Healthy Recipe: Sweet Potato Lentil Reciep

Healthy Recipe: Lentils, Sweet Potato & Coconut Curry

We preach the benefits of exercise constantly, but what you feed yourself is just as (if not more) important. Having a wide range of healthy recipes and go-to healthy snacks gives you a toolkit to stay consistent!

Thanks to our Boston partner for home-delivery farmer’s market goods, Market 2Day, for allowing us to share this delicious recipe!

Bon Appetit!

Lentils, Sweet Potato & Coconut Curry

This is an easy guilt-free superfood Thai dish done in 30 minutes. This recipe is a powerhouse loaded with what you need to stay healthy all year long. It will make you satiated without adding to your mid-section. The best part is that despite its “exotic” name, most of the ingredients can be found locally!

If you try to eat less meat, lentils and sweet potatoes are the perfect combination and are both superfoods. Lentils are low in calories and high in protein, rich in iron and folate. Sweet potatoes have so many nutritional qualities that it would take too long to list them all. They are packed with vitamins and nutrients and are rich in fiber to reduce your hunger cravings.

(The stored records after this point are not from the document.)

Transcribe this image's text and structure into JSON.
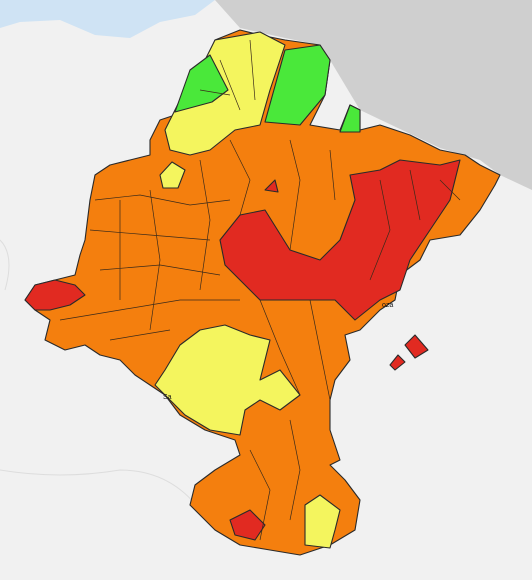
{
  "map": {
    "labels": [
      "oza",
      "Sa"
    ]
  }
}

Healthy Recipe: Sweet Potato Lentil Reciep

Serves 4


  • 1 ½ tbsp coconut oil

  • 1 onion

  • 1 cup red or green lentils

  • 1 large carrot chopped

  • 1 large sweet potato

  • 1 tbsp mild curry

  • 1 tsp ginger powder

  • ½ tsp sea salt

  • Pepper to taste

  • 3 ½ cups vegetable broth or water

  • ½ cup of coconut milk


  1. Heat oil in a large pot over medium heat. Sautéed the onion until transparent. Add lentils, potatoes, carrots, and spices and stir to combine and let cook for 1 minute

  2. Add the broth and bring to a boil. Reduce the heat to a simmer and cook for 25 minutes, or until the lentils and sweet potato are tender.

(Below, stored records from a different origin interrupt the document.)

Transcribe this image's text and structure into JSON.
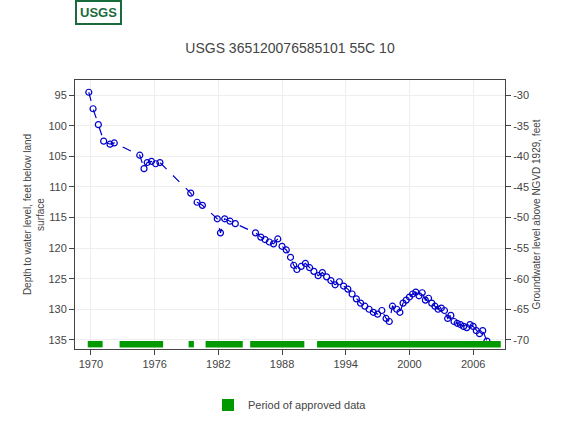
{
  "chart_data": {
    "type": "line",
    "title": "USGS 365120076585101 55C 10",
    "annotations": [
      "USGS"
    ],
    "y_label": "Depth to water level, feet below land\nsurface",
    "y2_label": "Groundwater level above NGVD 1929, feet",
    "xlim": [
      1968.5,
      2009.0
    ],
    "xticks": [
      1970,
      1976,
      1982,
      1988,
      1994,
      2000,
      2006
    ],
    "ylim": [
      136.5,
      92.5
    ],
    "yticks": [
      95,
      100,
      105,
      110,
      115,
      120,
      125,
      130,
      135
    ],
    "y2lim": [
      -71.5,
      -27.5
    ],
    "y2ticks": [
      -30,
      -35,
      -40,
      -45,
      -50,
      -55,
      -60,
      -65,
      -70
    ],
    "grid": true,
    "legend": "bottom",
    "x": [
      1969.8,
      1970.2,
      1970.7,
      1971.2,
      1971.8,
      1972.2,
      1974.6,
      1975.0,
      1975.3,
      1975.7,
      1976.1,
      1976.5,
      1979.4,
      1980.0,
      1980.5,
      1981.9,
      1982.2,
      1982.6,
      1983.1,
      1983.6,
      1985.5,
      1986.0,
      1986.4,
      1986.8,
      1987.2,
      1987.6,
      1988.0,
      1988.4,
      1988.8,
      1989.1,
      1989.4,
      1989.8,
      1990.2,
      1990.6,
      1991.0,
      1991.4,
      1991.8,
      1992.2,
      1992.6,
      1993.0,
      1993.4,
      1993.8,
      1994.2,
      1994.6,
      1995.0,
      1995.4,
      1995.8,
      1996.2,
      1996.6,
      1997.0,
      1997.4,
      1997.8,
      1998.1,
      1998.4,
      1998.8,
      1999.1,
      1999.4,
      1999.7,
      2000.0,
      2000.3,
      2000.6,
      2000.9,
      2001.2,
      2001.5,
      2001.8,
      2002.1,
      2002.4,
      2002.7,
      2003.0,
      2003.3,
      2003.6,
      2003.9,
      2004.2,
      2004.5,
      2004.8,
      2005.1,
      2005.4,
      2005.7,
      2006.0,
      2006.3,
      2006.6,
      2006.9,
      2007.3
    ],
    "series": [
      {
        "color": "#0000cc",
        "marker": "open_circle",
        "line_style": "dashed",
        "values": [
          94.5,
          97.2,
          99.8,
          102.5,
          103.0,
          102.8,
          104.8,
          107.0,
          106.0,
          105.8,
          106.2,
          106.0,
          111.0,
          112.5,
          113.0,
          115.2,
          117.5,
          115.2,
          115.6,
          116.0,
          117.5,
          118.2,
          118.6,
          119.0,
          119.3,
          118.5,
          119.7,
          120.3,
          121.5,
          122.8,
          123.5,
          123.0,
          122.5,
          123.2,
          123.8,
          124.5,
          124.0,
          124.7,
          125.3,
          126.0,
          125.5,
          126.2,
          126.7,
          127.5,
          128.3,
          129.0,
          129.5,
          130.0,
          130.5,
          130.8,
          130.2,
          131.5,
          132.0,
          129.5,
          130.0,
          130.5,
          129.0,
          128.5,
          128.0,
          127.5,
          127.2,
          127.8,
          127.3,
          128.5,
          128.2,
          129.0,
          129.5,
          130.0,
          129.8,
          130.2,
          131.5,
          131.0,
          132.0,
          132.3,
          132.5,
          132.8,
          133.0,
          132.5,
          132.8,
          133.5,
          134.0,
          133.5,
          135.2
        ]
      }
    ],
    "approved_periods": {
      "name": "Period of approved data",
      "color": "#009900",
      "segments": [
        [
          1969.7,
          1971.1
        ],
        [
          1972.7,
          1976.8
        ],
        [
          1979.2,
          1979.7
        ],
        [
          1980.8,
          1984.3
        ],
        [
          1985.0,
          1990.1
        ],
        [
          1991.3,
          2008.6
        ]
      ]
    }
  }
}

  3. Once cooked, 5 minutes before serving stir in the coconut milk.

Serve with rice or quinoa and fresh cilantro

Tips: you can keep it for up to 4 days in the fridge or freeze the leftovers.

Published originally by Stephanie Marmier on the Market 2Day Blog, and has been republished here with permission.

Note: I found this recipe googling the ingredients I had in my pantry and my fridge. The recipe was from and was already copied from Choosing raw, a cooking book from Gena Hamshaw.